Enhancement of Density and Piezoelectric Properties of 0.96(K0.456Na0.536)Nb0.95Sb0.05-0.04Bi0.5(Na0.82K0.18)0.5ZrO3 Lead-Free Piezoelectric Ceramics through Two-Step Sintering Method

In this study, we investigated the microstructure and piezoelectric properties of 0.96(K0.456Na0.536)Nb0.95Sb0.05-0.04Bi(0.5)(Na0.82K0.18)(0.5)ZrO3 (KNNS-BNKZ) ceramics based on one-step and two-step sintering processes. One-step sintering led to significant abnormal grain (AG) growth at temperatures above 1,085 degrees C. With increasing sintering temperature, piezoelectric and dielectric properties were enhanced, resulting in a high d(33) = 506 pC/N for one-step specimen sintered at 1,100 degrees C (one-step 1,100 degrees C specimen). However, for one-step 1,115 degrees C specimen, a slight decrease in d(33) was observed, emphasizing the importance of a high tetragonal (T) phase fraction for superior piezoelectric properties. Achieving a relative density above 84 % for samples sintered by the one-step sintering process was challenging. Conversely, two-step sintering significantly improved the relative density of KNNS-BNKZ ceramics up to 96 %, attributed to the control of AG nucleation in the first step and grain growth rate control in the second step. The quantity of AG nucleation was affected by the duration of the first step, determining the final microstructure. Despite having a lower T phase fraction than that of the one-step 1,100 degrees C specimen, the two-step specimen exhibited higher piezoelectric coefficients (d(33) = 574 pC/N and k(p) = 0.5) than those of the one-step 1,100 degrees C specimen due to its higher relative density.
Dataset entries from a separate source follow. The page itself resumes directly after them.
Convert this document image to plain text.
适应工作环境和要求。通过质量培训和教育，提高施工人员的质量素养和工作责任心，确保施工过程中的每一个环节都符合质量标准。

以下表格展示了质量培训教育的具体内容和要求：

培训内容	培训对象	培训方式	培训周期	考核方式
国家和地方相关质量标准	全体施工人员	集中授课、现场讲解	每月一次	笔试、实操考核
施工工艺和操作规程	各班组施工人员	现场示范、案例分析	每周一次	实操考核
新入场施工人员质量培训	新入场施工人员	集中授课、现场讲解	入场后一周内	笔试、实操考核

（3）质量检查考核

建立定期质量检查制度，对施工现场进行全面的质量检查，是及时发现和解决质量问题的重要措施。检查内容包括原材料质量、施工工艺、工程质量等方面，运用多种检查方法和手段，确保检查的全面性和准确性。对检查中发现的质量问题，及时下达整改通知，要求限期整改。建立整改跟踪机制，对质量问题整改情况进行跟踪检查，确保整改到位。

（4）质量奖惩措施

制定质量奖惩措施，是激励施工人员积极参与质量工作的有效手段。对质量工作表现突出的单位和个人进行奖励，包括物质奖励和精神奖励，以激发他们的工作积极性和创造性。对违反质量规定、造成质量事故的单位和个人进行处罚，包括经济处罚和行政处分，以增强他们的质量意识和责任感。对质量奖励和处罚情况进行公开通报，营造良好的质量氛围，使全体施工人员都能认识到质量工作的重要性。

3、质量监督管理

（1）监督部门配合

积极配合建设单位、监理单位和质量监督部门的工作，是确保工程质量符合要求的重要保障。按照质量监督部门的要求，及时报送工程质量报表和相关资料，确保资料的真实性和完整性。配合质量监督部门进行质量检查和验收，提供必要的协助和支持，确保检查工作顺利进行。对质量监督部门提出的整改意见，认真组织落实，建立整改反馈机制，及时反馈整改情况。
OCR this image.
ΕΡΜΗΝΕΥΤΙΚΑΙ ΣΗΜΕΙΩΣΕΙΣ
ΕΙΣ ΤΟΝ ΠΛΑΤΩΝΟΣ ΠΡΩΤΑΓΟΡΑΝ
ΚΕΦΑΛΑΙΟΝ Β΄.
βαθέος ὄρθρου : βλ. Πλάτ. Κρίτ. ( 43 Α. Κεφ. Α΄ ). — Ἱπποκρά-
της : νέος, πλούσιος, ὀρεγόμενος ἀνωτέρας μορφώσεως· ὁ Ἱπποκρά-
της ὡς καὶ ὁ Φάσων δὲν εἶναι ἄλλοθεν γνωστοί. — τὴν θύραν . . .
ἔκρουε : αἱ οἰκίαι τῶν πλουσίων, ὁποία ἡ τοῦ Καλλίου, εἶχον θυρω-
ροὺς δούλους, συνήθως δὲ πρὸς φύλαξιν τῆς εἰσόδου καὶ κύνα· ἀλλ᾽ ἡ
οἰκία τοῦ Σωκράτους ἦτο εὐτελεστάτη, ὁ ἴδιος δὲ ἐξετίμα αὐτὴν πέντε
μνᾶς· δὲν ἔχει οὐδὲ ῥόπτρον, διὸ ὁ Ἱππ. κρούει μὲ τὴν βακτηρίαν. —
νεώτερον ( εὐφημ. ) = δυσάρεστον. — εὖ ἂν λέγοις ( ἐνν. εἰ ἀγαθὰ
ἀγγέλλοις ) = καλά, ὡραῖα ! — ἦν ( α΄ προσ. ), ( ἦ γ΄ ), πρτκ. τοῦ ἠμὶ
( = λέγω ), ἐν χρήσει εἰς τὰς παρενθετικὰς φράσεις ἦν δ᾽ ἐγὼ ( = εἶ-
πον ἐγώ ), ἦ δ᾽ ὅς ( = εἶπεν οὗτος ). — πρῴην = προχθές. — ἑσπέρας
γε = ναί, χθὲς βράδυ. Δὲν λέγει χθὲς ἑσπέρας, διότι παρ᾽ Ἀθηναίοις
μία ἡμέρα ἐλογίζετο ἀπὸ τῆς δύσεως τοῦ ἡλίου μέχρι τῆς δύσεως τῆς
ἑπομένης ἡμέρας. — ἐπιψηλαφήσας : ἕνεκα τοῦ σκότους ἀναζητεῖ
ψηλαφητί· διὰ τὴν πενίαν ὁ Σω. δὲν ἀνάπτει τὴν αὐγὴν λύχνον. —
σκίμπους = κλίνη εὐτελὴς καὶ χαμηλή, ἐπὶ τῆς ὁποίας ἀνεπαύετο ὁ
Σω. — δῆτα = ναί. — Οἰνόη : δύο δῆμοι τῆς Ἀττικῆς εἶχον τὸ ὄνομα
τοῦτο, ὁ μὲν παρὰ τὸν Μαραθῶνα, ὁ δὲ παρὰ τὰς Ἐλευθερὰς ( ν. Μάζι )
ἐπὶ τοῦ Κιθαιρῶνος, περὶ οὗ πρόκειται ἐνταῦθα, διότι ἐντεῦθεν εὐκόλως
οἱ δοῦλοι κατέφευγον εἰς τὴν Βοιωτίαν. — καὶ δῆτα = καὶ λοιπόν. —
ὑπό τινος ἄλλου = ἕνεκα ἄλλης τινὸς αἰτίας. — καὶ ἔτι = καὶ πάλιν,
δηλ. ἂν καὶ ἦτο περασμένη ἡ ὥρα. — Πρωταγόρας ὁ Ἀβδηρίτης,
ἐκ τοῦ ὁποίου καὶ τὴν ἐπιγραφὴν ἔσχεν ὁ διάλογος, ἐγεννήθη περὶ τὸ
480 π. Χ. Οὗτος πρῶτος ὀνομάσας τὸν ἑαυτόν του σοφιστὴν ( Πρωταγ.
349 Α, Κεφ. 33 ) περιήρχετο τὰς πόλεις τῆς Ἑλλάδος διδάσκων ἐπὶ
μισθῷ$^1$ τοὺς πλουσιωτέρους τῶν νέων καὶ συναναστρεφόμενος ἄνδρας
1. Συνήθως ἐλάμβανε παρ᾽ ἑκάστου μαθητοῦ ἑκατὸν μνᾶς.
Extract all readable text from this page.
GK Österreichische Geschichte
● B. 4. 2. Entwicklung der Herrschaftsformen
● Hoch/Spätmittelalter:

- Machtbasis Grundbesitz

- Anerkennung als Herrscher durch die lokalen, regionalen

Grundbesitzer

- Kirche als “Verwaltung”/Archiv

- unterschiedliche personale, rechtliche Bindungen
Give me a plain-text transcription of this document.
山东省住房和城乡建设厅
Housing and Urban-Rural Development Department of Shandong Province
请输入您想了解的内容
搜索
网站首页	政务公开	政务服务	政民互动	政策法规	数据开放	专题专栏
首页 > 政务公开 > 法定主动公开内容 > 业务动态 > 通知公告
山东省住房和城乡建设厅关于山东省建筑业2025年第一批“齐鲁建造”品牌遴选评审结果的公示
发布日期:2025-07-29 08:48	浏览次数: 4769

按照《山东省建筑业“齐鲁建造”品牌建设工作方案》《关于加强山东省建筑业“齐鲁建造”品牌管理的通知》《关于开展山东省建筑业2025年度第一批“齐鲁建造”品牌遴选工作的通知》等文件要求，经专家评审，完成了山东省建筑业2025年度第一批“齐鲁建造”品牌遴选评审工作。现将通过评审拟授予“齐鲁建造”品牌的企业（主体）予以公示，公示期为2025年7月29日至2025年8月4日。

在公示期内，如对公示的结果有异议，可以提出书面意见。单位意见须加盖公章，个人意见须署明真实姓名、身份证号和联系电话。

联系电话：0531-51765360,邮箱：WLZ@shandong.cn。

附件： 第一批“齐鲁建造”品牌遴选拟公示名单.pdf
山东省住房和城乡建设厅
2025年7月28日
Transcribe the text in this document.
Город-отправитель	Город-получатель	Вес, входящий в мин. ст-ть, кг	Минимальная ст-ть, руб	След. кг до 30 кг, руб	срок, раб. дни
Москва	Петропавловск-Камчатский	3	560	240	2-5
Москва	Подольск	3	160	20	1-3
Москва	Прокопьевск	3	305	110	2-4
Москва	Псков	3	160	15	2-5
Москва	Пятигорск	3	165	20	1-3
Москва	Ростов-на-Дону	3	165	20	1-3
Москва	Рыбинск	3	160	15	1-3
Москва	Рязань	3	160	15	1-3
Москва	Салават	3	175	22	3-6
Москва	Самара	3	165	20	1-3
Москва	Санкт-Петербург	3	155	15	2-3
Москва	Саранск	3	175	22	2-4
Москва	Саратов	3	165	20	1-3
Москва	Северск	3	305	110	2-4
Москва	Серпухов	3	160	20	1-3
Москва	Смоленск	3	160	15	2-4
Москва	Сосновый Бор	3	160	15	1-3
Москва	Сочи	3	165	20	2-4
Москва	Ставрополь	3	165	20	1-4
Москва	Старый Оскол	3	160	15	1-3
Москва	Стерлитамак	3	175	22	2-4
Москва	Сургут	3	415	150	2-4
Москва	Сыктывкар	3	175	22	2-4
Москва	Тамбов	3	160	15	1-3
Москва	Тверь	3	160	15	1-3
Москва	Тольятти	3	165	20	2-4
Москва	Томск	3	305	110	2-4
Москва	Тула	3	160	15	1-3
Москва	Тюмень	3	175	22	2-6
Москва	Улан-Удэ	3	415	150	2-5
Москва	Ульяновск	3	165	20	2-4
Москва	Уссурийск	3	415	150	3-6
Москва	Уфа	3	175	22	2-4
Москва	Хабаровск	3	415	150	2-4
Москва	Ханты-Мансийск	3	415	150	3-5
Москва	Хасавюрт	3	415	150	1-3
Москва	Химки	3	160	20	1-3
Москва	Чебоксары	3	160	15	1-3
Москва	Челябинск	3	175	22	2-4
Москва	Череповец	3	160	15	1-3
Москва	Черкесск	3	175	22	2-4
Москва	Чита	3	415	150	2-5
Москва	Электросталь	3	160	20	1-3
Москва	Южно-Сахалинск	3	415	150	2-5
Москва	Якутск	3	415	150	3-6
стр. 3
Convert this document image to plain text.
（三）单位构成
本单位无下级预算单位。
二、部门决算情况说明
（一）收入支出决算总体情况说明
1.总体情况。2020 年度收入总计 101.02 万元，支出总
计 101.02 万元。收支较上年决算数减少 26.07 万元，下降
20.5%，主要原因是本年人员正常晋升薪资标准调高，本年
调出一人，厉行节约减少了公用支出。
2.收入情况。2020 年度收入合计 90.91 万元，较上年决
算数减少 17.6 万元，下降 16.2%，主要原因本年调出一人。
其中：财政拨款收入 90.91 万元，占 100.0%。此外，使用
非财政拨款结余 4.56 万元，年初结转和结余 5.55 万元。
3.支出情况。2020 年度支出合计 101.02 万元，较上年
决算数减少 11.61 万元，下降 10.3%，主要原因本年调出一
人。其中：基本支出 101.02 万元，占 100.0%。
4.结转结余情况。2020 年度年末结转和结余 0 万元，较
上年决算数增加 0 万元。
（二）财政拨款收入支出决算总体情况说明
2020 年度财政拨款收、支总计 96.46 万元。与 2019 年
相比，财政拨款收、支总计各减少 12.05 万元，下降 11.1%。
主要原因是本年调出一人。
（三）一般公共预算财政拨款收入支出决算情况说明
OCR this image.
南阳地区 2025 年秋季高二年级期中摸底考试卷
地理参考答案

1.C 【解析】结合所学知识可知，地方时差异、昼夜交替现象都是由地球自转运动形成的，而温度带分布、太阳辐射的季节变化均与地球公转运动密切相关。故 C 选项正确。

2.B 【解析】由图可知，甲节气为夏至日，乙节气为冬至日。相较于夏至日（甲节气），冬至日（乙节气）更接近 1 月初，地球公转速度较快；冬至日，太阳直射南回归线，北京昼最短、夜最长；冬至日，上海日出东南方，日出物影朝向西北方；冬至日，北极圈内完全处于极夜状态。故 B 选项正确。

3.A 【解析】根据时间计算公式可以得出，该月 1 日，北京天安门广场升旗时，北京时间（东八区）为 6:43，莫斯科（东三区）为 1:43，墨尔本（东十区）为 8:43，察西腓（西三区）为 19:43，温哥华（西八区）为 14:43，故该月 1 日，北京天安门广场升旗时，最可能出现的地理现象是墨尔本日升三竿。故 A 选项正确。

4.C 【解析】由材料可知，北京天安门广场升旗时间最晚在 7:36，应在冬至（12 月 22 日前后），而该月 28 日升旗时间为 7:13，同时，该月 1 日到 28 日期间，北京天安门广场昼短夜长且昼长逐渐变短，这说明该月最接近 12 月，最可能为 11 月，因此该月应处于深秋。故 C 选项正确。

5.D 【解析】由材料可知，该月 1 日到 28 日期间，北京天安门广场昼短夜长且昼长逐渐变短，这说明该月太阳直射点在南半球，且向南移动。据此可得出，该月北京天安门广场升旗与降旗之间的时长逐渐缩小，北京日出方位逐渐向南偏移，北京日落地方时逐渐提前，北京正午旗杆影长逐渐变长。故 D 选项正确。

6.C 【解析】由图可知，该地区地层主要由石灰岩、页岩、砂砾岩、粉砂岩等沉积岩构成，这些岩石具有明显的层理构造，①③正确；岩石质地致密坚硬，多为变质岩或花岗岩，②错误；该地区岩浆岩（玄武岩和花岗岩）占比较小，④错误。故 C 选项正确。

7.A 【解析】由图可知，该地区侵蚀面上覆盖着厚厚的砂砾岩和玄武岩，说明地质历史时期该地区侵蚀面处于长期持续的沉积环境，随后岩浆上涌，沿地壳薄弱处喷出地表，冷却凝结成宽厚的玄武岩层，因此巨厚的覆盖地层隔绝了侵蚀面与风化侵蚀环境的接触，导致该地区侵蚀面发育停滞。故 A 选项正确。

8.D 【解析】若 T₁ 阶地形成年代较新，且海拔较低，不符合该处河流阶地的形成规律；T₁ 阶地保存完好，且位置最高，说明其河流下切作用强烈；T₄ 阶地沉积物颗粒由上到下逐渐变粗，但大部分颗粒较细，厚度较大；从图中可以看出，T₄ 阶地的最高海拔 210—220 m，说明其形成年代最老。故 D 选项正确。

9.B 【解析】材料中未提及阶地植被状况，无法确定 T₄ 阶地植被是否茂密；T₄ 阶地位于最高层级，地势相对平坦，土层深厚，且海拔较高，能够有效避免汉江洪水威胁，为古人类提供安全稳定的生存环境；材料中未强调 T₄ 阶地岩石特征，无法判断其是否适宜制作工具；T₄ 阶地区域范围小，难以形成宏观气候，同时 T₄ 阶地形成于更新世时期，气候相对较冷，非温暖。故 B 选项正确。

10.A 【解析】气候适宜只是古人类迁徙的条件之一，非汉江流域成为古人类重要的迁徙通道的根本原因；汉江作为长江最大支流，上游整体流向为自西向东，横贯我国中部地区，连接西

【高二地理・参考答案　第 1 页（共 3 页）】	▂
Performance evaluation of magnetoelectric composite devices composed of one-step and twostep specimens showed that despite having a higher g(33), the magnetoelectric composite with the one-step 1,100 degrees C specimen exhibited the lowest magnetoelectric voltage coefficient, due to its lowest k(p). This study highlights the essential role of phase fraction and relative density in enhancing the performance of piezoelectric materials and devices, showcasing the effectiveness of the two-step sintering process for controlling the microstructure of ceramic materials containing volatile elements.